Она вскочила - и наткнулась на Бурцева, который шел, пошатываясь и бормоча что-то. Она даже пьяному Бурцеву обрадовалась. Он узнал ее и остановился.

- Ах, Алексаша, - видишь, видишь, голубчик? - Взяв девушку за руку, тихо, как бы шепотом, словно бы боясь, чтобы не услыхали его, заговорил он. - Видишь, Алексаша? (Он указывал на зарево.) Это они... Зачем? за что же? зачем же их-то?

Холодом обдало ее от этих слов. И он тоже думает!.. "Зачем же? за что же?.."
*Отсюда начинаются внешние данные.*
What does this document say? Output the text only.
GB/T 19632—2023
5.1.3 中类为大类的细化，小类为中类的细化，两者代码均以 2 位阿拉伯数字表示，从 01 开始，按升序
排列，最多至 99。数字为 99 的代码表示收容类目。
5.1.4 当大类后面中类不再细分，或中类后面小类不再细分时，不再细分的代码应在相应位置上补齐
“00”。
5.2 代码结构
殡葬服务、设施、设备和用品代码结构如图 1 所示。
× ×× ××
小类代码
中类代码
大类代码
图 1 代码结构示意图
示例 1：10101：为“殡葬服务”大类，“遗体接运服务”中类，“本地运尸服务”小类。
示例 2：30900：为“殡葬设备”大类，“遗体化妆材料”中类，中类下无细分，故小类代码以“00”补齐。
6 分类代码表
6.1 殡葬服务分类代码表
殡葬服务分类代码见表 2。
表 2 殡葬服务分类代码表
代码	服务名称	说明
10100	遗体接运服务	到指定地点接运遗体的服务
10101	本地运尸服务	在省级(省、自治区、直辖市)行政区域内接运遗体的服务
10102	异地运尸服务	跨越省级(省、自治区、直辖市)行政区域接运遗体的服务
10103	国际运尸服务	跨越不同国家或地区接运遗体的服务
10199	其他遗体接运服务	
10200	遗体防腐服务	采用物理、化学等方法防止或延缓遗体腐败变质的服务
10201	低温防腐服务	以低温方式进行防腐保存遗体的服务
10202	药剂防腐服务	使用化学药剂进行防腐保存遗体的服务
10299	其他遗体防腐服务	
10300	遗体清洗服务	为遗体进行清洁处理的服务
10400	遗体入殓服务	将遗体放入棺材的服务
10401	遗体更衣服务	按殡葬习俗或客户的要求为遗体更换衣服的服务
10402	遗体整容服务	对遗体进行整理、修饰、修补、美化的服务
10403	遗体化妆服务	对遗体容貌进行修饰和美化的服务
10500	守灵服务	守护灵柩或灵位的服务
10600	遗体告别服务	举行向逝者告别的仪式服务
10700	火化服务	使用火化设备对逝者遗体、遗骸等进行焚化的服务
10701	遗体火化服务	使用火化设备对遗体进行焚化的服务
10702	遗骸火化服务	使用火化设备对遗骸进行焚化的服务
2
- А я тебя, Алексаша, бурочкой прикрыл, а то холодно стало, - переменил свою мысль Бурцев.

- Спасибо, ты всегда такой милый.

- Не-не, Алексаша... Я - я пьяная скотина... Ах, за что же это? - снова обратился он к зареву.

- А где Давыдов?

- Он там распоряжается, отдает приказания... Ведь мы, Алексаша, знаешь (и Бурцев с таинственностью пьяного нагнулся к самому уху девушки), - мы сегодня ночью... тово... в гости к этим подлецам... Ух, и зудят же руки!
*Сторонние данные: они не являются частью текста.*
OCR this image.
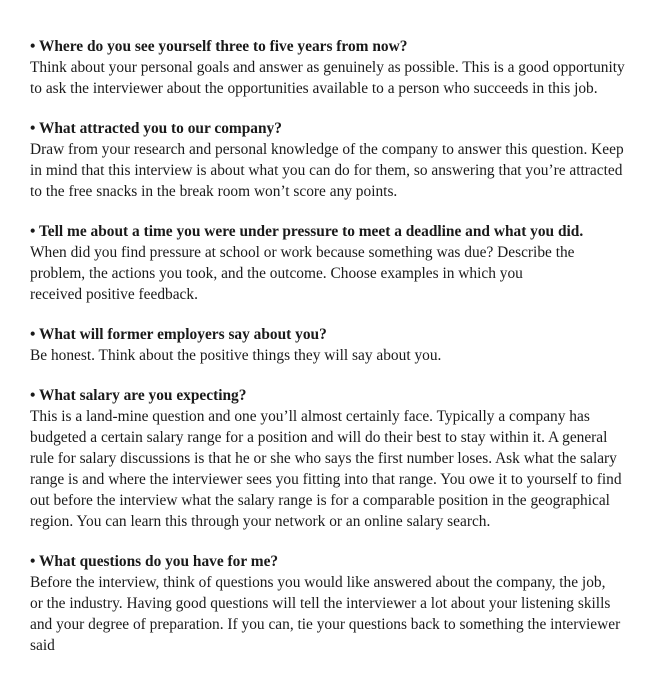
• Where do you see yourself three to five years from now?

Think about your personal goals and answer as genuinely as possible. This is a good opportunity
to ask the interviewer about the opportunities available to a person who succeeds in this job.

• What attracted you to our company?

Draw from your research and personal knowledge of the company to answer this question. Keep
in mind that this interview is about what you can do for them, so answering that you’re attracted
to the free snacks in the break room won’t score any points.

• Tell me about a time you were under pressure to meet a deadline and what you did.

When did you find pressure at school or work because something was due? Describe the
problem, the actions you took, and the outcome. Choose examples in which you
received positive feedback.

• What will former employers say about you?

Be honest. Think about the positive things they will say about you.

• What salary are you expecting?

This is a land-mine question and one you’ll almost certainly face. Typically a company has
budgeted a certain salary range for a position and will do their best to stay within it. A general
rule for salary discussions is that he or she who says the first number loses. Ask what the salary
range is and where the interviewer sees you fitting into that range. You owe it to yourself to find
out before the interview what the salary range is for a comparable position in the geographical
region. You can learn this through your network or an online salary search.

• What questions do you have for me?

Before the interview, think of questions you would like answered about the company, the job,
or the industry. Having good questions will tell the interviewer a lot about your listening skills
and your degree of preparation. If you can, tie your questions back to something the interviewer
said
Дурова вспомнила, что в эту ночь предполагалось сделать нечаянное нападение на неприятельский обоз, и в ней зашевелилось чувство как бы ожидаемой какой-то удовлетворенности, успокоения от глухой, ноющей боли. Она тотчас же пошла к эскадронному рачальнику заявить о своем намерении. Когда она подошла к эскадрону, то Алкид, узнав ее в темноте, сорвался с коновязи, подбежал к ней с радостным ржанием и, положив морду на ее плечо, так дохнул ей в лицо, что девушка отшатнулась и невольно ударила его по носу: "Противный какой! как дышит!"

Одни из ее улан возились около коновязей, другие у седел, лежавших на земле. Тут же слышен был и голос старого Пилипенка: "Ни-ни, подлая, ни Боже мой! тебя нельзя брать - мы в секрет идем... А ты, дура, не утерпишь - залаешь".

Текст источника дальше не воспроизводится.